When the party finally ended, my wife said. “Can you pull up the van and load the presents into the car?”
“Where are her presents?”
“They’re in a cart with her name on it.” The “cart” in question was a big rubber tub on wheels overflowing with gifts. My kid made out big time. After offloading the birthday booty, I collected my wife and daughter.
“Did you have a nice time, Natalie?” I said.
I smiled. “Do you like Mommy and Daddy?”
“Do you like Peppa Pig?”
Not liking Peppa is anathema to Natalie so I knew my kid was fried. When we got her home, she cried for about twenty minutes and then passed out on my bed, lying on her stomach with her butt high in the air. We left her birthday gifts in the car, deciding to parcel them out during the week.

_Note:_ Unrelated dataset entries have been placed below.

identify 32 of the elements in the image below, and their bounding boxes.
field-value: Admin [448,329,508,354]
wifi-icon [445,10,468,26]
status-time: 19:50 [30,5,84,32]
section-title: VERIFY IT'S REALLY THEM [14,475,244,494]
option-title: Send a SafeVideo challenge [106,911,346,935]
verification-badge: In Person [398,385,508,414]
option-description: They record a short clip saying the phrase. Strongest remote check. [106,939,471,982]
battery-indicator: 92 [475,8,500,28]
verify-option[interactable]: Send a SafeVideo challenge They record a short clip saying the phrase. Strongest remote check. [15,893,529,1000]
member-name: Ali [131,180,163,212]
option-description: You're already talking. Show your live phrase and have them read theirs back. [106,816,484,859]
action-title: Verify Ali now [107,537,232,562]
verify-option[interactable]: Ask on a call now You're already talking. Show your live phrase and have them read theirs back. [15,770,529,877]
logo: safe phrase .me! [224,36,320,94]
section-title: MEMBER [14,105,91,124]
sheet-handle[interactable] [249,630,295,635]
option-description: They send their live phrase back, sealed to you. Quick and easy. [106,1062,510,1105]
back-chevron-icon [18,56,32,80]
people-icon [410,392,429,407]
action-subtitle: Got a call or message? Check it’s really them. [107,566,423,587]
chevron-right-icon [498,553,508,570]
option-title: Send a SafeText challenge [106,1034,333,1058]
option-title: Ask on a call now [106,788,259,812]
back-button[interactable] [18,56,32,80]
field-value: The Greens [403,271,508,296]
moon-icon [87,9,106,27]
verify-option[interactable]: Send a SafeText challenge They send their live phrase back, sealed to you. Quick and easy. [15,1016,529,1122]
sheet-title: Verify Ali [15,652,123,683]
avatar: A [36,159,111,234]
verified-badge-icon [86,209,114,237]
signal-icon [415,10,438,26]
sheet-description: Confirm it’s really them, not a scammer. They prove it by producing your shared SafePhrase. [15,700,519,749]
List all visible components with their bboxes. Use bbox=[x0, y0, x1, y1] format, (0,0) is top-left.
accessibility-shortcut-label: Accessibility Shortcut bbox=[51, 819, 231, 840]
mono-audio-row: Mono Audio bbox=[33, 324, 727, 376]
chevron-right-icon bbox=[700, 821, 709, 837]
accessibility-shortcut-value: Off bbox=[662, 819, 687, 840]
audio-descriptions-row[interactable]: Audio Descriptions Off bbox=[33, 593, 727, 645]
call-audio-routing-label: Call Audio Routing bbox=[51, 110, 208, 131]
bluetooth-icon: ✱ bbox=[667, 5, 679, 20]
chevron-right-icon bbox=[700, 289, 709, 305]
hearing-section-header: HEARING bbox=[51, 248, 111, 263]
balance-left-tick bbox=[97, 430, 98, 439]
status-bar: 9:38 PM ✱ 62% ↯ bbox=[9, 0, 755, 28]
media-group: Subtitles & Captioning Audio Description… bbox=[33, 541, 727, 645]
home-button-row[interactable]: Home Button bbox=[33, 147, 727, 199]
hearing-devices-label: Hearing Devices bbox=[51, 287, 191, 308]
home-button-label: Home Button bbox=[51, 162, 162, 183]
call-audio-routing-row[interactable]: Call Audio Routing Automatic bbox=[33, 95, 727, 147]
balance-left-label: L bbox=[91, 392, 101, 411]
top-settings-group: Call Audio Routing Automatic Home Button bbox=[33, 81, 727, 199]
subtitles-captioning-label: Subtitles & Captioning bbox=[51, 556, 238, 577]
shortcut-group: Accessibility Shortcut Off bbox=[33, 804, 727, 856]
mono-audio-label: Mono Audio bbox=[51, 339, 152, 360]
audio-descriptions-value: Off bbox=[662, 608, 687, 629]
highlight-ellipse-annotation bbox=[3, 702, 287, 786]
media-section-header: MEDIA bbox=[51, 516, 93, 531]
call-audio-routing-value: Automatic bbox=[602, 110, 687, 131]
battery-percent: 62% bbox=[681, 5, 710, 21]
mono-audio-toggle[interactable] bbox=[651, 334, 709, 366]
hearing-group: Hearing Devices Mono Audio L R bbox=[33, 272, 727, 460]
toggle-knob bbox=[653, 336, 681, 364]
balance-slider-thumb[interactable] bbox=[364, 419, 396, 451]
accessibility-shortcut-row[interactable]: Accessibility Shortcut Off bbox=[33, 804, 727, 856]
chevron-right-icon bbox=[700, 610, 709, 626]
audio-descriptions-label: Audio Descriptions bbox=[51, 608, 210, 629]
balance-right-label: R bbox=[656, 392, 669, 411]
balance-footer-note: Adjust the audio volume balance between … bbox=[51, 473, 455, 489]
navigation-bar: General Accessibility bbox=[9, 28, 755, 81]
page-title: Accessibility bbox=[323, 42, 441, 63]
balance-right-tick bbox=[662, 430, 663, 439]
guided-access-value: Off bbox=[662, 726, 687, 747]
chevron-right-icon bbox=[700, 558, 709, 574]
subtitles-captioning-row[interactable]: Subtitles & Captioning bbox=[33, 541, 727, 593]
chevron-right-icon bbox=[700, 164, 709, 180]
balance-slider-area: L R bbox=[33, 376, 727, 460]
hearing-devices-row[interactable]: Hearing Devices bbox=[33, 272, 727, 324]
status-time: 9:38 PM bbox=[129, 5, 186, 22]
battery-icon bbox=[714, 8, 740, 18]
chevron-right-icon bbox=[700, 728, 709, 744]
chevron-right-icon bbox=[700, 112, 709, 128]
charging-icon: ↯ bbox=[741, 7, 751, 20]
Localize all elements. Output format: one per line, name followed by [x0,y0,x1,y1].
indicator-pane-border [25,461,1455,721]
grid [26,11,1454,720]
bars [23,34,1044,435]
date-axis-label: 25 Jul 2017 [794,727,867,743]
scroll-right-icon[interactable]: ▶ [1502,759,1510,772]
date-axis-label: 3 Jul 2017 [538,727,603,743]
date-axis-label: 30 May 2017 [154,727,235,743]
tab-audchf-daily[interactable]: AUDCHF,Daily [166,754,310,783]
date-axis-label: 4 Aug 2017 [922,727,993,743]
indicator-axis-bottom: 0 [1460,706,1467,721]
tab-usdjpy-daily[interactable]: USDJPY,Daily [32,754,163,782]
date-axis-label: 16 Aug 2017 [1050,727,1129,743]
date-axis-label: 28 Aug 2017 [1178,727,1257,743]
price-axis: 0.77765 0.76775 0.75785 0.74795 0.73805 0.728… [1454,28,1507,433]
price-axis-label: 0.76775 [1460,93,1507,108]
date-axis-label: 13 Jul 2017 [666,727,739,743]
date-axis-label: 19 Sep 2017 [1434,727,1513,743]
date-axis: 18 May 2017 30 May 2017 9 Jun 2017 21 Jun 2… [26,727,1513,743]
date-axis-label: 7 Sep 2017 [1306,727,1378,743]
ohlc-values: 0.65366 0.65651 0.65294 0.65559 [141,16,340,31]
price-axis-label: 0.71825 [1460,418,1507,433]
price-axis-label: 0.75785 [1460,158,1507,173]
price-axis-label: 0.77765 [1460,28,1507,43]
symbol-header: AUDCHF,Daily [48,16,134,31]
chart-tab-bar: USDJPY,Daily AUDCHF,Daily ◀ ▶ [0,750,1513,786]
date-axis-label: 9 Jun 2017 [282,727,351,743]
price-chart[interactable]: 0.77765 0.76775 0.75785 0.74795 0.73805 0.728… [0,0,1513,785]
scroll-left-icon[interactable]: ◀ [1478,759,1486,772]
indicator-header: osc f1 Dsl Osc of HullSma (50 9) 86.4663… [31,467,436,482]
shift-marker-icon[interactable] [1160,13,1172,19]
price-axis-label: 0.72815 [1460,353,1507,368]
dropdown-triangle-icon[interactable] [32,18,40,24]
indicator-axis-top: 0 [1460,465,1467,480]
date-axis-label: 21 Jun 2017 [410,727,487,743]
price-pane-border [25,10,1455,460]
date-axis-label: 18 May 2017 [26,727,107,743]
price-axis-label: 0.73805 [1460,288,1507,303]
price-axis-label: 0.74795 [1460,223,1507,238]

On Monday morning, my wife was sick and Natalie was running a small fever. After hanging out with twenty germy children, I wasn’t surprised. When she was finished gobbling up her breakfast and sucking down fluids over her protestations, I asked Natalie if she’d like to open some of her presents. “Oh yes, please!” she cried. So, I dragged three presents from their hiding place and, in a blink, the floor was littered with wrapping paper, puzzles, new shoes and a fairy castle.
“Oh boy!” Natalie said. “A fairy castle! I want to play.”
“Be patient,” I said. “Daddy has to put it together.” My wife staggered downstairs, grabbed some coffee and watched as I presented Natalie with her newly assembled castle.
“You are the best daddy in the world,” my daughter said. My wife gasped with surprise.
“Thank you, Natalie,” I said, feeling myself tear up. “And you’re the best little girl in the world.”
“What about me?” my wife, said. To be fair, she did all the heavy lifting for the party. I just showed up.
“And who is the best mommy in the world?” I said.
“She is,” Natalie said, pointing to my wife – who looked a bit put out.
When she’s older, Natalie will see her father was an amalgamation of contradictions, neuroses and fears that occasionally sparked with flashes of wisdom. But today, for a moment, I held the world title belt. And it was sweet.
Happy Birthday Natalie. You are the best thing about me.